I don’t know who or what can help us heal this division.
But here’s what I do know. We each have a part to play. We must find ways to come together on a micro level if we’re ever going to know peace on a macro level. And while affecting change at the macro level may seem unattainable, I do have some insight on how to find unity on a micro level, and so do you.
Yesterday morning my youngest child had a little league game, and afterward I came to the church to check in with our Rise Against Hunger volunteers, packing rice and nutrients to send to people dealing with food insecurity around the world. I arrived an hour or two after the volunteers at roughly 11:30, just after major networks had made the presidential election call. I wasn’t sure what I would walk in to, knowing that we have both republicans and democrats in the church, knowing that the news was fresh, that the volunteers, like me, were just finding out news the entire country had been waiting on since Tuesday night. Would the rice packing stop so that people could get on their phones, check the news, send the news. Would some of our volunteers be weeping in a corner while others celebrated? What would the mood be? How would politically disparate members of the same church behave toward one another in light of major breaking news happening during a church missions project?
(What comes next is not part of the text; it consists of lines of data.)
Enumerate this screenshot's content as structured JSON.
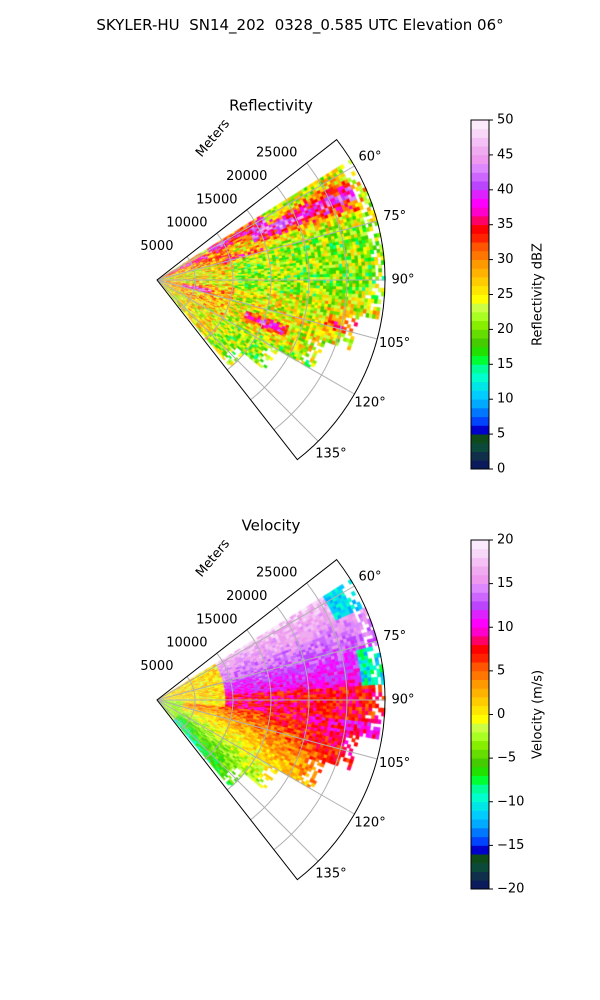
{
  "figure": {
    "suptitle": "SKYLER-HU  SN14_202  0328_0.585 UTC Elevation 06°"
  },
  "chart_data": [
    {
      "type": "heatmap",
      "subtype": "polar-sector (radar PPI)",
      "title": "Reflectivity",
      "radial_axis_label": "Meters",
      "radial_ticks": [
        5000,
        10000,
        15000,
        20000,
        25000
      ],
      "radial_tick_labels": [
        "5000",
        "10000",
        "15000",
        "20000",
        "25000"
      ],
      "angle_ticks_deg": [
        60,
        75,
        90,
        105,
        120,
        135
      ],
      "angle_tick_labels": [
        "60°",
        "75°",
        "90°",
        "105°",
        "120°",
        "135°"
      ],
      "theta_range_deg": [
        52,
        142
      ],
      "r_range_m": [
        0,
        30000
      ],
      "grid": true,
      "colorbar": {
        "label": "Reflectivity dBZ",
        "range": [
          0,
          50
        ],
        "ticks": [
          0,
          5,
          10,
          15,
          20,
          25,
          30,
          35,
          40,
          45,
          50
        ],
        "tick_labels": [
          "0",
          "5",
          "10",
          "15",
          "20",
          "25",
          "30",
          "35",
          "40",
          "45",
          "50"
        ],
        "colors": [
          "#0a1a5a",
          "#0f2f4a",
          "#0b4a3a",
          "#0f4a1a",
          "#0000cc",
          "#0044ff",
          "#0077ff",
          "#00aaff",
          "#00ccff",
          "#00e5e5",
          "#00ffcc",
          "#00ff99",
          "#00ff33",
          "#22e000",
          "#44cc00",
          "#66dd00",
          "#88ee00",
          "#aaff22",
          "#ccff44",
          "#ffff00",
          "#ffe600",
          "#ffcc00",
          "#ffb300",
          "#ff9900",
          "#ff7700",
          "#ff5500",
          "#ff2200",
          "#ff0000",
          "#ff0066",
          "#ff00cc",
          "#ff00ff",
          "#dd22ff",
          "#bb44ff",
          "#cc66ff",
          "#dd88ff",
          "#ee99ee",
          "#f0aaf0",
          "#f5c0f5",
          "#f8d8f8",
          "#fbeafb"
        ]
      }
    },
    {
      "type": "heatmap",
      "subtype": "polar-sector (radar PPI)",
      "title": "Velocity",
      "radial_axis_label": "Meters",
      "radial_ticks": [
        5000,
        10000,
        15000,
        20000,
        25000
      ],
      "radial_tick_labels": [
        "5000",
        "10000",
        "15000",
        "20000",
        "25000"
      ],
      "angle_ticks_deg": [
        60,
        75,
        90,
        105,
        120,
        135
      ],
      "angle_tick_labels": [
        "60°",
        "75°",
        "90°",
        "105°",
        "120°",
        "135°"
      ],
      "theta_range_deg": [
        52,
        142
      ],
      "r_range_m": [
        0,
        30000
      ],
      "grid": true,
      "colorbar": {
        "label": "Velocity (m/s)",
        "range": [
          -20,
          20
        ],
        "ticks": [
          -20,
          -15,
          -10,
          -5,
          0,
          5,
          10,
          15,
          20
        ],
        "tick_labels": [
          "−20",
          "−15",
          "−10",
          "−5",
          "0",
          "5",
          "10",
          "15",
          "20"
        ],
        "colors": [
          "#0a1a5a",
          "#0f2f4a",
          "#0b4a3a",
          "#0f4a1a",
          "#0000cc",
          "#0044ff",
          "#0077ff",
          "#00aaff",
          "#00ccff",
          "#00e5e5",
          "#00ffcc",
          "#00ff99",
          "#00ff33",
          "#22e000",
          "#44cc00",
          "#66dd00",
          "#88ee00",
          "#aaff22",
          "#ccff44",
          "#ffff00",
          "#ffe600",
          "#ffcc00",
          "#ffb300",
          "#ff9900",
          "#ff7700",
          "#ff5500",
          "#ff2200",
          "#ff0000",
          "#ff0066",
          "#ff00cc",
          "#ff00ff",
          "#dd22ff",
          "#bb44ff",
          "#cc66ff",
          "#dd88ff",
          "#ee99ee",
          "#f0aaf0",
          "#f5c0f5",
          "#f8d8f8",
          "#fbeafb"
        ]
      }
    }
  ]
}
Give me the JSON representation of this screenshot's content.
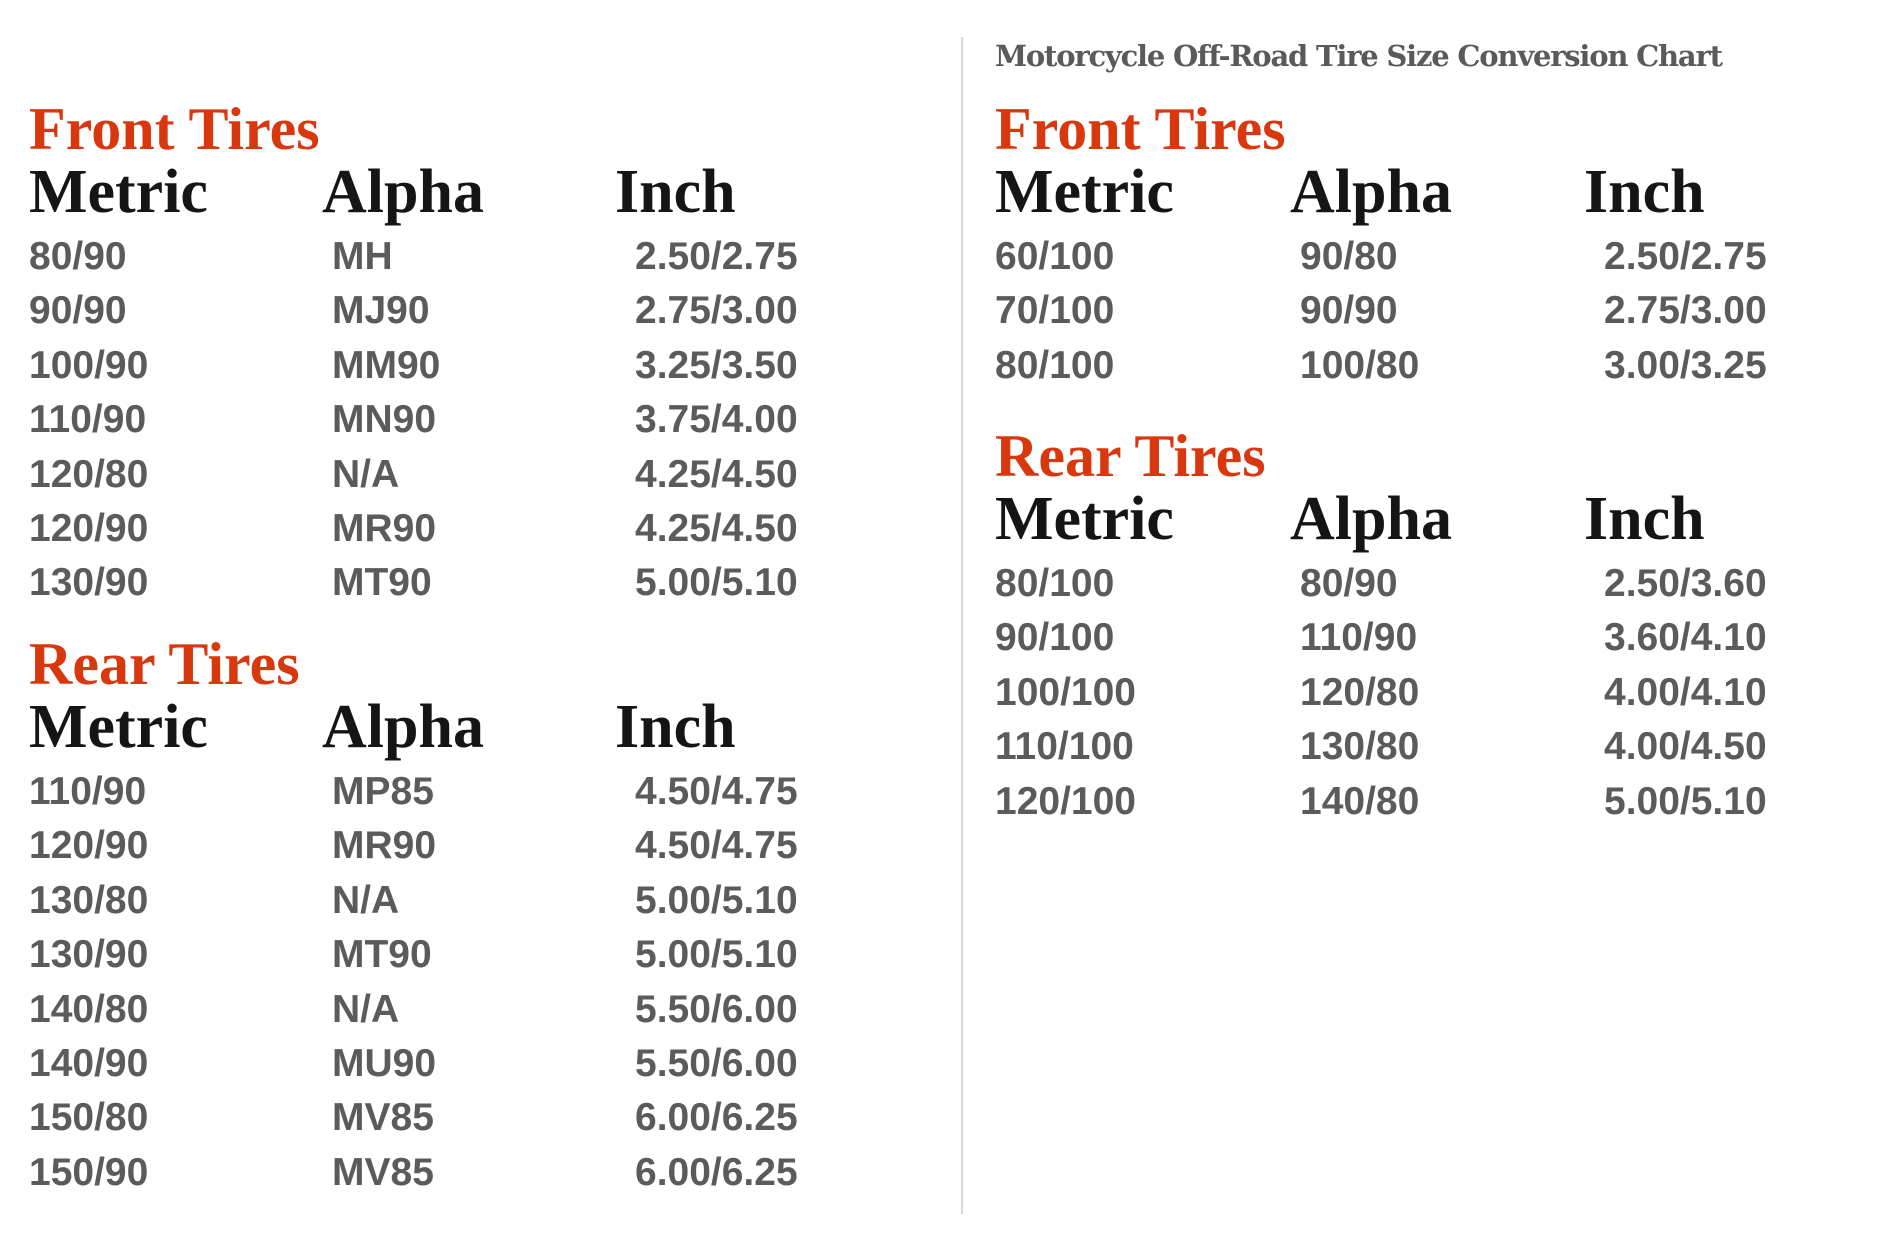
{
  "title": "Motorcycle Off-Road Tire Size Conversion Chart",
  "colors": {
    "heading": "#d9380e",
    "column_header": "#151515",
    "cell_text": "#5b5b5b",
    "divider": "#d8d8d8"
  },
  "left": {
    "front": {
      "heading": "Front Tires",
      "columns": [
        "Metric",
        "Alpha",
        "Inch"
      ],
      "rows": [
        [
          "80/90",
          "MH",
          "2.50/2.75"
        ],
        [
          "90/90",
          "MJ90",
          "2.75/3.00"
        ],
        [
          "100/90",
          "MM90",
          "3.25/3.50"
        ],
        [
          "110/90",
          "MN90",
          "3.75/4.00"
        ],
        [
          "120/80",
          "N/A",
          "4.25/4.50"
        ],
        [
          "120/90",
          "MR90",
          "4.25/4.50"
        ],
        [
          "130/90",
          "MT90",
          "5.00/5.10"
        ]
      ]
    },
    "rear": {
      "heading": "Rear Tires",
      "columns": [
        "Metric",
        "Alpha",
        "Inch"
      ],
      "rows": [
        [
          "110/90",
          "MP85",
          "4.50/4.75"
        ],
        [
          "120/90",
          "MR90",
          "4.50/4.75"
        ],
        [
          "130/80",
          "N/A",
          "5.00/5.10"
        ],
        [
          "130/90",
          "MT90",
          "5.00/5.10"
        ],
        [
          "140/80",
          "N/A",
          "5.50/6.00"
        ],
        [
          "140/90",
          "MU90",
          "5.50/6.00"
        ],
        [
          "150/80",
          "MV85",
          "6.00/6.25"
        ],
        [
          "150/90",
          "MV85",
          "6.00/6.25"
        ]
      ]
    }
  },
  "right": {
    "front": {
      "heading": "Front Tires",
      "columns": [
        "Metric",
        "Alpha",
        "Inch"
      ],
      "rows": [
        [
          "60/100",
          "90/80",
          "2.50/2.75"
        ],
        [
          "70/100",
          "90/90",
          "2.75/3.00"
        ],
        [
          "80/100",
          "100/80",
          "3.00/3.25"
        ]
      ]
    },
    "rear": {
      "heading": "Rear Tires",
      "columns": [
        "Metric",
        "Alpha",
        "Inch"
      ],
      "rows": [
        [
          "80/100",
          "80/90",
          "2.50/3.60"
        ],
        [
          "90/100",
          "110/90",
          "3.60/4.10"
        ],
        [
          "100/100",
          "120/80",
          "4.00/4.10"
        ],
        [
          "110/100",
          "130/80",
          "4.00/4.50"
        ],
        [
          "120/100",
          "140/80",
          "5.00/5.10"
        ]
      ]
    }
  }
}
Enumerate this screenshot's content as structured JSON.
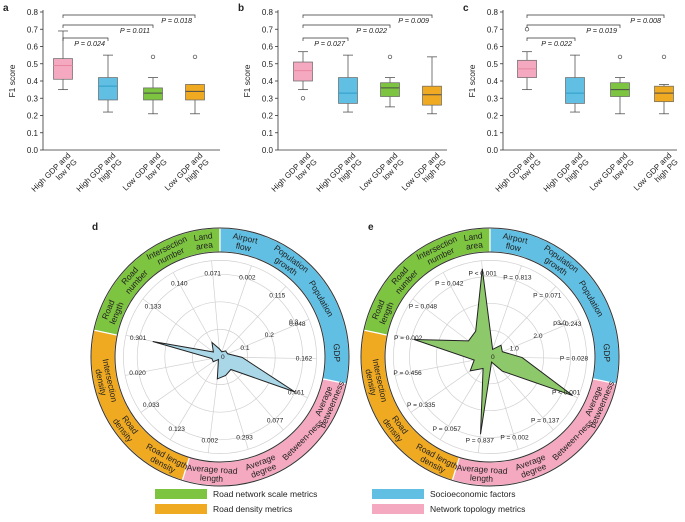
{
  "colors": {
    "pink": "#f4a9c0",
    "pink_line": "#e8869f",
    "blue": "#60bfe3",
    "blue_line": "#2f9dc7",
    "green": "#7dc440",
    "orange": "#f0aa22",
    "radar_blue": "#a9d7e8",
    "radar_green": "#8dc86b",
    "median_line": "#4a4a4a"
  },
  "chart_data": [
    {
      "panel": "a",
      "type": "box",
      "ylabel": "F1 score",
      "ylim": [
        0.0,
        0.8
      ],
      "yticks": [
        "0.0",
        "0.1",
        "0.2",
        "0.3",
        "0.4",
        "0.5",
        "0.6",
        "0.7",
        "0.8"
      ],
      "categories": [
        "High GDP and low PG",
        "High GDP and high PG",
        "Low GDP and low PG",
        "Low GDP and high PG"
      ],
      "boxes": [
        {
          "min": 0.35,
          "q1": 0.41,
          "median": 0.49,
          "q3": 0.53,
          "max": 0.69,
          "outliers": []
        },
        {
          "min": 0.22,
          "q1": 0.29,
          "median": 0.37,
          "q3": 0.42,
          "max": 0.55,
          "outliers": []
        },
        {
          "min": 0.21,
          "q1": 0.29,
          "median": 0.33,
          "q3": 0.36,
          "max": 0.42,
          "outliers": [
            0.54
          ]
        },
        {
          "min": 0.21,
          "q1": 0.29,
          "median": 0.34,
          "q3": 0.38,
          "max": 0.38,
          "outliers": [
            0.54
          ]
        }
      ],
      "comparisons": [
        {
          "to": 2,
          "p": "P = 0.024"
        },
        {
          "to": 3,
          "p": "P = 0.011"
        },
        {
          "to": 4,
          "p": "P = 0.018"
        }
      ]
    },
    {
      "panel": "b",
      "type": "box",
      "ylabel": "F1 score",
      "ylim": [
        0.0,
        0.8
      ],
      "yticks": [
        "0.0",
        "0.1",
        "0.2",
        "0.3",
        "0.4",
        "0.5",
        "0.6",
        "0.7",
        "0.8"
      ],
      "categories": [
        "High GDP and low PG",
        "High GDP and high PG",
        "Low GDP and low PG",
        "Low GDP and high PG"
      ],
      "boxes": [
        {
          "min": 0.35,
          "q1": 0.4,
          "median": 0.46,
          "q3": 0.51,
          "max": 0.57,
          "outliers": [
            0.3
          ]
        },
        {
          "min": 0.22,
          "q1": 0.27,
          "median": 0.33,
          "q3": 0.42,
          "max": 0.55,
          "outliers": []
        },
        {
          "min": 0.25,
          "q1": 0.31,
          "median": 0.36,
          "q3": 0.39,
          "max": 0.42,
          "outliers": [
            0.54
          ]
        },
        {
          "min": 0.21,
          "q1": 0.26,
          "median": 0.32,
          "q3": 0.37,
          "max": 0.54,
          "outliers": []
        }
      ],
      "comparisons": [
        {
          "to": 2,
          "p": "P = 0.027"
        },
        {
          "to": 3,
          "p": "P = 0.022"
        },
        {
          "to": 4,
          "p": "P = 0.009"
        }
      ]
    },
    {
      "panel": "c",
      "type": "box",
      "ylabel": "F1 score",
      "ylim": [
        0.0,
        0.8
      ],
      "yticks": [
        "0.0",
        "0.1",
        "0.2",
        "0.3",
        "0.4",
        "0.5",
        "0.6",
        "0.7",
        "0.8"
      ],
      "categories": [
        "High GDP and low PG",
        "High GDP and high PG",
        "Low GDP and low PG",
        "Low GDP and high PG"
      ],
      "boxes": [
        {
          "min": 0.35,
          "q1": 0.42,
          "median": 0.47,
          "q3": 0.52,
          "max": 0.57,
          "outliers": [
            0.7
          ]
        },
        {
          "min": 0.22,
          "q1": 0.27,
          "median": 0.33,
          "q3": 0.42,
          "max": 0.55,
          "outliers": []
        },
        {
          "min": 0.21,
          "q1": 0.31,
          "median": 0.35,
          "q3": 0.39,
          "max": 0.42,
          "outliers": [
            0.54
          ]
        },
        {
          "min": 0.21,
          "q1": 0.28,
          "median": 0.33,
          "q3": 0.37,
          "max": 0.38,
          "outliers": [
            0.54
          ]
        }
      ],
      "comparisons": [
        {
          "to": 2,
          "p": "P = 0.022"
        },
        {
          "to": 3,
          "p": "P = 0.019"
        },
        {
          "to": 4,
          "p": "P = 0.008"
        }
      ]
    },
    {
      "panel": "d",
      "type": "radar",
      "rings": [
        "0.1",
        "0.2",
        "0.3"
      ],
      "rmax": 0.35,
      "axes": [
        "Land area",
        "Airport flow",
        "Population growth",
        "Population",
        "GDP",
        "Average betweenness",
        "Between-ness",
        "Average degree",
        "Average road length",
        "Road length density",
        "Road density",
        "Intersection density",
        "Road length",
        "Road number",
        "Intersection number"
      ],
      "values": [
        0.03,
        0.02,
        0.03,
        0.03,
        0.08,
        0.3,
        0.06,
        0.07,
        0.08,
        0.01,
        0.03,
        0.03,
        0.25,
        0.03,
        0.06
      ],
      "pvalues": [
        "0.071",
        "0.002",
        "0.115",
        "0.048",
        "0.162",
        "0.461",
        "0.077",
        "0.293",
        "0.002",
        "0.123",
        "0.033",
        "0.020",
        "0.301",
        "0.133",
        "0.140"
      ],
      "zero_label": "0",
      "groups": [
        {
          "name": "Road network scale metrics",
          "segment_labels": [
            "Road length",
            "Road number",
            "Intersection number",
            "Land area"
          ],
          "color": "green"
        },
        {
          "name": "Socioeconomic factors",
          "segment_labels": [
            "Airport flow",
            "Population growth",
            "Population",
            "GDP"
          ],
          "color": "blue"
        },
        {
          "name": "Network topology metrics",
          "segment_labels": [
            "Average betweenness",
            "Between-ness",
            "Average degree",
            "Average road length"
          ],
          "color": "pink"
        },
        {
          "name": "Road density metrics",
          "segment_labels": [
            "Road length density",
            "Road density",
            "Intersection density"
          ],
          "color": "orange"
        }
      ]
    },
    {
      "panel": "e",
      "type": "radar",
      "rings": [
        "1.0",
        "2.0",
        "3.0"
      ],
      "rmax": 3.6,
      "axes": [
        "Land area",
        "Airport flow",
        "Population growth",
        "Population",
        "GDP",
        "Average betweenness",
        "Between-ness",
        "Average degree",
        "Average road length",
        "Road length density",
        "Road density",
        "Intersection density",
        "Road length",
        "Road number",
        "Intersection number"
      ],
      "values": [
        3.3,
        0.3,
        0.6,
        0.5,
        1.2,
        3.4,
        0.7,
        0.2,
        2.9,
        0.5,
        0.9,
        0.6,
        2.9,
        1.0,
        1.1
      ],
      "pvalues": [
        "P < 0.001",
        "P = 0.813",
        "P = 0.071",
        "P = 0.243",
        "P = 0.028",
        "P < 0.001",
        "P = 0.137",
        "P = 0.002",
        "P = 0.837",
        "P = 0.057",
        "P = 0.335",
        "P = 0.456",
        "P = 0.002",
        "P = 0.048",
        "P = 0.042"
      ],
      "zero_label": "0",
      "groups": [
        {
          "name": "Road network scale metrics",
          "segment_labels": [
            "Road length",
            "Road number",
            "Intersection number",
            "Land area"
          ],
          "color": "green"
        },
        {
          "name": "Socioeconomic factors",
          "segment_labels": [
            "Airport flow",
            "Population growth",
            "Population",
            "GDP"
          ],
          "color": "blue"
        },
        {
          "name": "Network topology metrics",
          "segment_labels": [
            "Average betweenness",
            "Between-ness",
            "Average degree",
            "Average road length"
          ],
          "color": "pink"
        },
        {
          "name": "Road density metrics",
          "segment_labels": [
            "Road length density",
            "Road density",
            "Intersection density"
          ],
          "color": "orange"
        }
      ]
    }
  ],
  "legend": [
    {
      "label": "Road network scale metrics",
      "color": "green"
    },
    {
      "label": "Socioeconomic factors",
      "color": "blue"
    },
    {
      "label": "Road density metrics",
      "color": "orange"
    },
    {
      "label": "Network topology metrics",
      "color": "pink"
    }
  ]
}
I walked through the sanctuary, into my study avoiding Chapel Hall where the missions project was happening. I heard the standard upbeat music playing—the music we play every year during the event. Then I heard the music turn down. I thought, “Oh my, they’re getting ready to make the announcement about the election.” But then I heard the sound of a gong, and someone exclaimed, “4,000 meals packaged!” The volunteers shouted and clapped and got busy packaging their next 1,000 meals for their shift. I walked into Chapel Hall, folks in masks and hair nets making them barely recognizable. Republicans next to Democrats—everyone happily working, doing their part to feed hungry people half a world away. Maybe they knew the election results; maybe they didn’t. I don’t know. What I do know is that those volunteers chose that day who they would serve. They chose that day to serve something bigger than the biggest news story, something bigger than this narrative of division we keep hearing about. And in that packing of rice and nutrients, there weren’t democrats or republicans, there weren’t winners or losers, there was just one people choosing that day who they would serve.
They chose to serve God by serving their neighbor.
You “Gotta Serve Somebody.” Those volunteers yesterday chose well. You chose well. And now, choose well this day, and the next, and the next. Do that, and it will be enough. “As for me and my house . . . as for me and my church . . . we will serve the Lord!”